You thought the total death toll of the Holocaust was bad? That evil kitty kills 10 million people each day. No dictator can even come to the fraction of his power.
That monster's contribution to climate denial borders on apocalyptic - throw in extras like eroding democracy, stoking racial hatred, and contributions to class warfare like fighting off affordable access to to healthcare make him a tough one to beat.
Like personally? I often feel like attributing famines solely to one person is a bit messed up, although there are cases like Bengal where specific government individuals were enthusiastic .
The party later distanced themselves from him somewhat, so presumably they thought his ideas could be improved on but I had thought a lot of china and USSR famines rested on really dumb ideas about industrial agriculture that were popular in many places + officials hiding bad numbers + desperate need to show immediate superiority of alledgedly better numbers + upheavals of massive civil was and ww2.

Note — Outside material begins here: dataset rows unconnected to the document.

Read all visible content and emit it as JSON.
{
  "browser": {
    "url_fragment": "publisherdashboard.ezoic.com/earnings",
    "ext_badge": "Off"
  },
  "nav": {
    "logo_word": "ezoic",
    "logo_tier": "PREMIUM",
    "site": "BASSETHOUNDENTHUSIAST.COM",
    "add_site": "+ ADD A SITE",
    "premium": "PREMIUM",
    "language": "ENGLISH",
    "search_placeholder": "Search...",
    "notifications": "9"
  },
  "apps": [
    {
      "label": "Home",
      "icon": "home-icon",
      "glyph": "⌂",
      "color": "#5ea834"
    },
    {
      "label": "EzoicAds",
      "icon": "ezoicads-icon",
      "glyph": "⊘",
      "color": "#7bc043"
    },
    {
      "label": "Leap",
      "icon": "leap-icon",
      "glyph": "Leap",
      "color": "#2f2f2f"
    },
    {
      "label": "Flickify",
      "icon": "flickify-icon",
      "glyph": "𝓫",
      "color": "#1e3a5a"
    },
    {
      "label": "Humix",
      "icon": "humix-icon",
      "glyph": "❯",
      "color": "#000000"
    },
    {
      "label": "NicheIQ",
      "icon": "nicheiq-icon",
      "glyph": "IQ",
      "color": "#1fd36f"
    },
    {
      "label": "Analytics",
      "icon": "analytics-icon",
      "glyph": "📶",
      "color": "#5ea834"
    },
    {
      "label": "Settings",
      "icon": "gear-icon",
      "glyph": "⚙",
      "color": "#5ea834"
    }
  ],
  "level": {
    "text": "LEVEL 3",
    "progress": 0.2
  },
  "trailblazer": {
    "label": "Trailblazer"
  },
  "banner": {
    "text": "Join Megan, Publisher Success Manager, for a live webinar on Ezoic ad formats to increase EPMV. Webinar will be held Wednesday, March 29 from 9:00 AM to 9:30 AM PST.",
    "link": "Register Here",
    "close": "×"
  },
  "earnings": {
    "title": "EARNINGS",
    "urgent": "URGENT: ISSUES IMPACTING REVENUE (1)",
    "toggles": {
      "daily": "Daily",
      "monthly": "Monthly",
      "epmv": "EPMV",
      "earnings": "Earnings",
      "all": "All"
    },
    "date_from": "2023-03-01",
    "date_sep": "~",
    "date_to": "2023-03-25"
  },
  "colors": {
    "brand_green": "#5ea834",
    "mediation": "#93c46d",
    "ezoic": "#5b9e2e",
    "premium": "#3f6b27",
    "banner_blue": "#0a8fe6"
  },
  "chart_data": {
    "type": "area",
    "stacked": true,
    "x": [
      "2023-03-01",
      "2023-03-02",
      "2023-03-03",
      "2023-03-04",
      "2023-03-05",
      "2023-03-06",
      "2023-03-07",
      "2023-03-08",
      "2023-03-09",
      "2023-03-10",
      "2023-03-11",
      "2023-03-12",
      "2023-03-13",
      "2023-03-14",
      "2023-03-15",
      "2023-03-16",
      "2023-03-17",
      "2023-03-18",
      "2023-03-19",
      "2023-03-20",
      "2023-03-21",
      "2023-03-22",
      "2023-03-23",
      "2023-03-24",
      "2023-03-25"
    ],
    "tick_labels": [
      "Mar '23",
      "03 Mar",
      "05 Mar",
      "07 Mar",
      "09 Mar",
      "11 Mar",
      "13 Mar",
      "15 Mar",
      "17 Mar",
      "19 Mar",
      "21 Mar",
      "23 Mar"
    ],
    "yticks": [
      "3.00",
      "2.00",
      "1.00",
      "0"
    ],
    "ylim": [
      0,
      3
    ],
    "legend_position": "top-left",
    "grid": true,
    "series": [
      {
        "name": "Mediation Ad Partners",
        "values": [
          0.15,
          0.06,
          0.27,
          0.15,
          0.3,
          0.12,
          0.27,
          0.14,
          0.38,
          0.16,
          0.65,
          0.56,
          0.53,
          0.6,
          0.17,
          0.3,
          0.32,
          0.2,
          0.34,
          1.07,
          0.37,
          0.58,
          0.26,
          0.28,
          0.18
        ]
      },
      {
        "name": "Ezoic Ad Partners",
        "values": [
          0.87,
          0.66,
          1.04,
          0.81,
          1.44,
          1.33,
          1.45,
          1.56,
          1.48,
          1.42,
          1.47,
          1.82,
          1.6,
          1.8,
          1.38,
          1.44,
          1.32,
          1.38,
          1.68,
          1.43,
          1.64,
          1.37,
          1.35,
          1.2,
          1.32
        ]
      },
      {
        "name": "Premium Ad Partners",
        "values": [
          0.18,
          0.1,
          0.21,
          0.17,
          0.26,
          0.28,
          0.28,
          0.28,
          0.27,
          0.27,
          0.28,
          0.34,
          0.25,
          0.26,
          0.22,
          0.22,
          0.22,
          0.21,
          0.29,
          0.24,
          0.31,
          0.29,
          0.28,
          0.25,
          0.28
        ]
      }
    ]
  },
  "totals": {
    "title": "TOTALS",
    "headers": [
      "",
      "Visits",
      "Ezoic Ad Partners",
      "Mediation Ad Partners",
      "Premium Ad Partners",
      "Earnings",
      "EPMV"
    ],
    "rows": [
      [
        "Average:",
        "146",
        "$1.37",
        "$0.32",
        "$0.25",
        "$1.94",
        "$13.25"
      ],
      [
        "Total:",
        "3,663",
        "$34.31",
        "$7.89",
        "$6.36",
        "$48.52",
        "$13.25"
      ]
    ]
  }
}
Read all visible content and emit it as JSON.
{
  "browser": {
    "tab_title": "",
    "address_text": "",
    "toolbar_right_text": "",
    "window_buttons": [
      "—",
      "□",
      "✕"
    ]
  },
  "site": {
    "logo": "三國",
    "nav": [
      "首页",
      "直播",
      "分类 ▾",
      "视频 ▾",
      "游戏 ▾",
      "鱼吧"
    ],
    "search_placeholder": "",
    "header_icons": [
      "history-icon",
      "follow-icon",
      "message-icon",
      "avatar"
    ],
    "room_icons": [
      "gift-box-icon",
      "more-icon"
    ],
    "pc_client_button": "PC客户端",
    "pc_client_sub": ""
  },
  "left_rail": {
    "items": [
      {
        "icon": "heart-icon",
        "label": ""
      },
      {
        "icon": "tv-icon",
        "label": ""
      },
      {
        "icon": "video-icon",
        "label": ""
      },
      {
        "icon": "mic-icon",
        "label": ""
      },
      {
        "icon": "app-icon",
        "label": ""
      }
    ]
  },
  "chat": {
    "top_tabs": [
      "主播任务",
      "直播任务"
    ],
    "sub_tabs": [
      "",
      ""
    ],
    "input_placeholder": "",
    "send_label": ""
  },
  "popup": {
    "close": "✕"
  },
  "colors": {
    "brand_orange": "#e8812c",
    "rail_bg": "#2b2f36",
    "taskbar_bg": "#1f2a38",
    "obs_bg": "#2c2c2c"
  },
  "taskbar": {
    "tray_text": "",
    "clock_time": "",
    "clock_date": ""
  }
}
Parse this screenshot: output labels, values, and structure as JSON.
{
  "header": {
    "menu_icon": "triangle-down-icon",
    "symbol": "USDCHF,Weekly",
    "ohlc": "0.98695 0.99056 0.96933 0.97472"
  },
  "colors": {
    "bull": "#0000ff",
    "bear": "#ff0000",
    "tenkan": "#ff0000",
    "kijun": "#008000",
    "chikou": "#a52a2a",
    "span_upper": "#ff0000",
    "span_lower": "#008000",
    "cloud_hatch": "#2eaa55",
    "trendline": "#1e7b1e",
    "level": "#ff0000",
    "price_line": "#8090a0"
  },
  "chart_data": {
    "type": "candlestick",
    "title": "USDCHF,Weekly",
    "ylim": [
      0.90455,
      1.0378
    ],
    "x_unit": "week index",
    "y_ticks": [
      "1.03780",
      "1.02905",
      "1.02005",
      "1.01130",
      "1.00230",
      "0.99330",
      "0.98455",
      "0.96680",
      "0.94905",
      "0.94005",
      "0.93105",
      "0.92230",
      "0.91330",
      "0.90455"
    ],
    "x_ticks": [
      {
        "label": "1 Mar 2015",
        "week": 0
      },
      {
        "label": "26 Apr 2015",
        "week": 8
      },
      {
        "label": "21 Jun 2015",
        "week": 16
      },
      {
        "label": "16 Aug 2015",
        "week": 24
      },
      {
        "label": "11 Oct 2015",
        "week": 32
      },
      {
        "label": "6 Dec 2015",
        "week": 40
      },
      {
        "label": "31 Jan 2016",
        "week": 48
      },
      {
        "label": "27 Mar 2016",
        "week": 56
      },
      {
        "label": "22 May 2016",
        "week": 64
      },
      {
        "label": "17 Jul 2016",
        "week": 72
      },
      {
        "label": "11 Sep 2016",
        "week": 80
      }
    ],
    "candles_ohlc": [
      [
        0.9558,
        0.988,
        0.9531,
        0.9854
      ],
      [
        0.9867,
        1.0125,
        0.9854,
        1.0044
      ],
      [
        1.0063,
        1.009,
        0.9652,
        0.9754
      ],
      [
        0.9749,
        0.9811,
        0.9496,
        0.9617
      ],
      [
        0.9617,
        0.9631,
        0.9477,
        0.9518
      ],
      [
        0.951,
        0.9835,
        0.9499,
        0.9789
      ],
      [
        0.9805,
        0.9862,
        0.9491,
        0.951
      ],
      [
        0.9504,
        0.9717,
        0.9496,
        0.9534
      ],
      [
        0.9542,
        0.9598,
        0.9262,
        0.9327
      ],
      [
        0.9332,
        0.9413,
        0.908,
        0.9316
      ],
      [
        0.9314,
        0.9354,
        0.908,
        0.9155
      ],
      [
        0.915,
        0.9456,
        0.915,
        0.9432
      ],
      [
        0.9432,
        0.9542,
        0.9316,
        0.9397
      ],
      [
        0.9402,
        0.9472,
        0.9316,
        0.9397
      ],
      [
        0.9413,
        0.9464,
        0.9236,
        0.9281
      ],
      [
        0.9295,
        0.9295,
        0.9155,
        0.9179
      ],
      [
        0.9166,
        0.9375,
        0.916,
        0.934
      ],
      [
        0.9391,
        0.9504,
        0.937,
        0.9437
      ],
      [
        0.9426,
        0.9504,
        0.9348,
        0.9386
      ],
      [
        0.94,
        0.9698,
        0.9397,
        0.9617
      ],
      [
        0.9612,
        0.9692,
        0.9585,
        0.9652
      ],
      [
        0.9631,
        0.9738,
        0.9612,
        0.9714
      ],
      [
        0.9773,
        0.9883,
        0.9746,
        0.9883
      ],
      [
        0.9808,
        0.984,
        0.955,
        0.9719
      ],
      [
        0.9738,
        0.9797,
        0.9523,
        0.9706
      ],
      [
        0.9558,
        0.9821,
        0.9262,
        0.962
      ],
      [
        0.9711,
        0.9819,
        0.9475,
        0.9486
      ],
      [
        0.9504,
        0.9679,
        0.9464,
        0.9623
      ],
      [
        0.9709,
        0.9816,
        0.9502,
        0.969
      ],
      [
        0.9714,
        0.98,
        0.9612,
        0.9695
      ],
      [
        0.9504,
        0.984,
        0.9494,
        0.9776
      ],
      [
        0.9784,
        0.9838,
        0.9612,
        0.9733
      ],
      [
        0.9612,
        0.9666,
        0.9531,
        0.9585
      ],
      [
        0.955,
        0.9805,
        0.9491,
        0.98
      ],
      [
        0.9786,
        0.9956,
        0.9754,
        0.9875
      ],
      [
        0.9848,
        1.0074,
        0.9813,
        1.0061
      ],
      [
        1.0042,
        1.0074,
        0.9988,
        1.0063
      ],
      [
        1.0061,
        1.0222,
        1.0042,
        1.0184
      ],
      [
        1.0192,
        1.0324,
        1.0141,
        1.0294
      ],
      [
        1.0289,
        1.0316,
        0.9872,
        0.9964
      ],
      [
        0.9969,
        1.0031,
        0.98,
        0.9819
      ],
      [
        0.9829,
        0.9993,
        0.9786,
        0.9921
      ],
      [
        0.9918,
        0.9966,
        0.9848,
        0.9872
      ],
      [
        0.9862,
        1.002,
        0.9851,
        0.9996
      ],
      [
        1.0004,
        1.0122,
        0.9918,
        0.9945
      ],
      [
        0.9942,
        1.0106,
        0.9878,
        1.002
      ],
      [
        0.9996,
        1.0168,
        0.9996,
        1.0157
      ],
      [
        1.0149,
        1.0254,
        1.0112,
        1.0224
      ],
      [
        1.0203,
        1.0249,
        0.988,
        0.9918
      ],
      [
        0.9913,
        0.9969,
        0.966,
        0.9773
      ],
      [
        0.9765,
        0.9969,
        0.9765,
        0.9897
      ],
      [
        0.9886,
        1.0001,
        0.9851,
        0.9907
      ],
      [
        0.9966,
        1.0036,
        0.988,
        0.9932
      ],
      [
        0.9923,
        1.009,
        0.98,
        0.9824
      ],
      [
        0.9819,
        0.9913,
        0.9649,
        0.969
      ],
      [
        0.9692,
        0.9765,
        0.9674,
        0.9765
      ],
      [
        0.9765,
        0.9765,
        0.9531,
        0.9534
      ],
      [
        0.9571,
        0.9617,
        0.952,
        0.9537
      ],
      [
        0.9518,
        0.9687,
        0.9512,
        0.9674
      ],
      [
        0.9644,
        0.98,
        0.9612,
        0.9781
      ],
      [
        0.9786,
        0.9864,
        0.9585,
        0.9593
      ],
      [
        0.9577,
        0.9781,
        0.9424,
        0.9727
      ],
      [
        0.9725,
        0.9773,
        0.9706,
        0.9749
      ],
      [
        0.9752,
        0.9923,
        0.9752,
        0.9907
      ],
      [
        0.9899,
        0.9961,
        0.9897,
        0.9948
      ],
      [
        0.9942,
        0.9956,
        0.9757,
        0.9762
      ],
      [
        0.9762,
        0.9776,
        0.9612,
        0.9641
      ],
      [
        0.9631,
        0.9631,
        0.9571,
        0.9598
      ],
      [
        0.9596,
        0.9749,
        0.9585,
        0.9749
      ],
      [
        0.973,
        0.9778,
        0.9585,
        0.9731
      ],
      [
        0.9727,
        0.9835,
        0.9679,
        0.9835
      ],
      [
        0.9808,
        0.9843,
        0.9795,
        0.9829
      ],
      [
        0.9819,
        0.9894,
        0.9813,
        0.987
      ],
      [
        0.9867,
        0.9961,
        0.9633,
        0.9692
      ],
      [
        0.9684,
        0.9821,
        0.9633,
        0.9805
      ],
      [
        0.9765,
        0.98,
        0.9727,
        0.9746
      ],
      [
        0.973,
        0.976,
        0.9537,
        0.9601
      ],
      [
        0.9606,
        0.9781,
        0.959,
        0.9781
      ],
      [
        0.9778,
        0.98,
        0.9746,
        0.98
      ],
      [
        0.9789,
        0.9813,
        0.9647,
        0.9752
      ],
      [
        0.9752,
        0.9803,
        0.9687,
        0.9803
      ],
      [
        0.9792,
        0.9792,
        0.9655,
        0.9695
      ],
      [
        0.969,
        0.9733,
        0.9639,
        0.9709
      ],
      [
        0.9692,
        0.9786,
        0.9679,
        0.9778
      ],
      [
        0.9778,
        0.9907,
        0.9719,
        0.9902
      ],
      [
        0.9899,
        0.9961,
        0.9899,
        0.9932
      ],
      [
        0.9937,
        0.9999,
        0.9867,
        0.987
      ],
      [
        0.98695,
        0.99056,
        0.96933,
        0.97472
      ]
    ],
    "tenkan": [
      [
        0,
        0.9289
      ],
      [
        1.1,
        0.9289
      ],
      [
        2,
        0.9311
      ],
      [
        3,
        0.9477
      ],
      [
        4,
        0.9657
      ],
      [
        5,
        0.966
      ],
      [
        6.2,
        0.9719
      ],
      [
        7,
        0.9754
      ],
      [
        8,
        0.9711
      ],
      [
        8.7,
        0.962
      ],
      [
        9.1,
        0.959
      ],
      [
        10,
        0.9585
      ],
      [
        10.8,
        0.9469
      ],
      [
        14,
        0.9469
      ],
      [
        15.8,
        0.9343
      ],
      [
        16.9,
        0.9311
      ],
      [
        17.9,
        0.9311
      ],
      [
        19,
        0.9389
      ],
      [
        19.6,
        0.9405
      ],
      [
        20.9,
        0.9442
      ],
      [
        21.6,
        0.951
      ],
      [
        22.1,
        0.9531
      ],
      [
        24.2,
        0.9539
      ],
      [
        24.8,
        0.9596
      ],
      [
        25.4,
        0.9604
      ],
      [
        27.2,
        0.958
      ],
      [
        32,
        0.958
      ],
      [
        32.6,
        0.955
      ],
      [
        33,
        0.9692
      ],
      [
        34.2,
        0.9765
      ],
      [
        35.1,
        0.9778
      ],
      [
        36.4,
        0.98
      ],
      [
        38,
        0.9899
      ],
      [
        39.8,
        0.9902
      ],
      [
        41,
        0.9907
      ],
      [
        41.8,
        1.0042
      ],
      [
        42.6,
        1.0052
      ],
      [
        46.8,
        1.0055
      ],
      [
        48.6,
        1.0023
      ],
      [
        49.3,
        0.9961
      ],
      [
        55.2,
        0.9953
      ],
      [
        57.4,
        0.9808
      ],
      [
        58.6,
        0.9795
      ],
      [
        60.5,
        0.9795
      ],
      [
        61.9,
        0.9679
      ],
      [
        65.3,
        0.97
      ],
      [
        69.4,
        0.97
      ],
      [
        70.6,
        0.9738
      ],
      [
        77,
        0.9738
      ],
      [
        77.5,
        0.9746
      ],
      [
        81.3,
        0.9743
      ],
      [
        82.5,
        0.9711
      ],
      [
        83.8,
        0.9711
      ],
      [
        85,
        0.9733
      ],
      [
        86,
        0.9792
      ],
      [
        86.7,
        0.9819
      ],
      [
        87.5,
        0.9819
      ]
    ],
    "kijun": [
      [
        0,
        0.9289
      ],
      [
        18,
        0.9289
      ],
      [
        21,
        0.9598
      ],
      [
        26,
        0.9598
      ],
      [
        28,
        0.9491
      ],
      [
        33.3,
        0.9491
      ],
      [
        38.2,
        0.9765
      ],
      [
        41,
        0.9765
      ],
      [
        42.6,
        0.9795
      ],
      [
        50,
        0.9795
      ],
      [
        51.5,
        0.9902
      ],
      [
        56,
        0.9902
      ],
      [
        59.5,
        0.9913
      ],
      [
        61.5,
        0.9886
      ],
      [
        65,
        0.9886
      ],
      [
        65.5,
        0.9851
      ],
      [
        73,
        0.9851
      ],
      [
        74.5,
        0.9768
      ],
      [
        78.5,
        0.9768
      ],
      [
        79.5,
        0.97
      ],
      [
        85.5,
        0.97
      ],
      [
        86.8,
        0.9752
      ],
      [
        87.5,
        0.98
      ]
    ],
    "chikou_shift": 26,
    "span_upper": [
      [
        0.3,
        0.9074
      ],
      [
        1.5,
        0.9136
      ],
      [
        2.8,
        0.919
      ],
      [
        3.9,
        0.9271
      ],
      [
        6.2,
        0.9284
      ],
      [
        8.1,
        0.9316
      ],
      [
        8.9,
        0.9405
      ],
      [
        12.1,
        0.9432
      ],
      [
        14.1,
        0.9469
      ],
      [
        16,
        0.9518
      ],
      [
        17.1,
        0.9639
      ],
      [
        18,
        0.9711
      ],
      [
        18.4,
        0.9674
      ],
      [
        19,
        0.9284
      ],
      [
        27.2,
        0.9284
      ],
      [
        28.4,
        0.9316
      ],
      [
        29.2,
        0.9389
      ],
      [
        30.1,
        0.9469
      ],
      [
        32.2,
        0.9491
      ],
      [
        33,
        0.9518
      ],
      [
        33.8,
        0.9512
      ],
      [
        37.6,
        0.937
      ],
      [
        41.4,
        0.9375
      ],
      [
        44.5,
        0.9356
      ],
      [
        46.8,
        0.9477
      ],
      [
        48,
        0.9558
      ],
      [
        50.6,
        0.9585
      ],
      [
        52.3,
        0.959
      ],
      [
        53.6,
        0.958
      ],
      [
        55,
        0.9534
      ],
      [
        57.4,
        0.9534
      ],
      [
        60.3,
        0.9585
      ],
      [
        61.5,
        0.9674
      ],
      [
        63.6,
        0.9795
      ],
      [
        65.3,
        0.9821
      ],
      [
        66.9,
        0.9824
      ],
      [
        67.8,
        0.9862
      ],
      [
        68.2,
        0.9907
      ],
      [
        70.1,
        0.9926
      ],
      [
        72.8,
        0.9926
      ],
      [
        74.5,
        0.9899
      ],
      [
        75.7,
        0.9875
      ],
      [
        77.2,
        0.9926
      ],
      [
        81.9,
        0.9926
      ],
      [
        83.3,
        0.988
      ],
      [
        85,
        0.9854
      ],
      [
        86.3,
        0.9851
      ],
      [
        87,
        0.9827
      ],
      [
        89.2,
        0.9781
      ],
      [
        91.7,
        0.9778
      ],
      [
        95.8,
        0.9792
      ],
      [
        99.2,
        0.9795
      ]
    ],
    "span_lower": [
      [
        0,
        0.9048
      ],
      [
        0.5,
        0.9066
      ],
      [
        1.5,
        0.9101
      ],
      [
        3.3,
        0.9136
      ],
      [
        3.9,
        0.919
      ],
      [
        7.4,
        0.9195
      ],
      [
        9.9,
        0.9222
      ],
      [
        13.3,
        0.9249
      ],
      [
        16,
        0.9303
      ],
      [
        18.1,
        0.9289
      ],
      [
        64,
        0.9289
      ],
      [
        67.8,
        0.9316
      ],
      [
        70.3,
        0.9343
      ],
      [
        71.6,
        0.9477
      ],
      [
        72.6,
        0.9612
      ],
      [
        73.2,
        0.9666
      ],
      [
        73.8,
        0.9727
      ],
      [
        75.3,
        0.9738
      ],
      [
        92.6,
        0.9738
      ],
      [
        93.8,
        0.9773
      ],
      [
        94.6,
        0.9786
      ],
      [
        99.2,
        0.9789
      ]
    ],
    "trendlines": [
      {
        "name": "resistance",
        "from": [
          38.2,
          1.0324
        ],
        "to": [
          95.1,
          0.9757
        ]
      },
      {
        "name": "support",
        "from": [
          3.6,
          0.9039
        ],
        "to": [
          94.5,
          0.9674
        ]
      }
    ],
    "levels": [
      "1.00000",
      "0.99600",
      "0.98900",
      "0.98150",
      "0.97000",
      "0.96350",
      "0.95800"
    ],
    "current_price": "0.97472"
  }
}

The right claim that authoritarianism is a left-wing thing. I had an argument with someone who claimed that anarchocommunists could not possibly exist. You're bnoth wrong, authoritarianism is an orthogonal axis
Are we including the effects of Global Capitalism? On top of mortality from global poverty, it's hard to tally all the deaths from capitalist Imperialism, Colonialism, and Neo-colonialism.
If one starts from the assumption that extreme poverty is the natural state of humanity, then it may appear as good news that only a fraction of the global population lives in extreme poverty today. However, if extreme poverty is a sign of severe social dislocation, relatively rare under normal conditions, then it should concern us that - despite many instances of progress since the middle of the 20th century - such dislocation remains so prevalent under contemporary capitalism. Depending on the subsistence basket one uses to measure poverty, as of 2008, between 200 million and 1.21 billion people live in extreme poverty (Moatsos, 2017, Moatsos, 2021; see also our discussion in Appendix VI).18 While direct comparisons with the wage data are difficult because of the variety of baskets used, this suggests that under contemporary capitalism hundreds of millions of people currently live in conditions comparable to Europe during the Black Death (Figure 4, Figure 5), the catastrophes induced by the American genocides (Figure 7) and the slave trade (Figure 9), or famine-ravaged British India (Figure 11). To the extent there has been progress against extreme poverty in recent decades, it has generally been slow and shallow.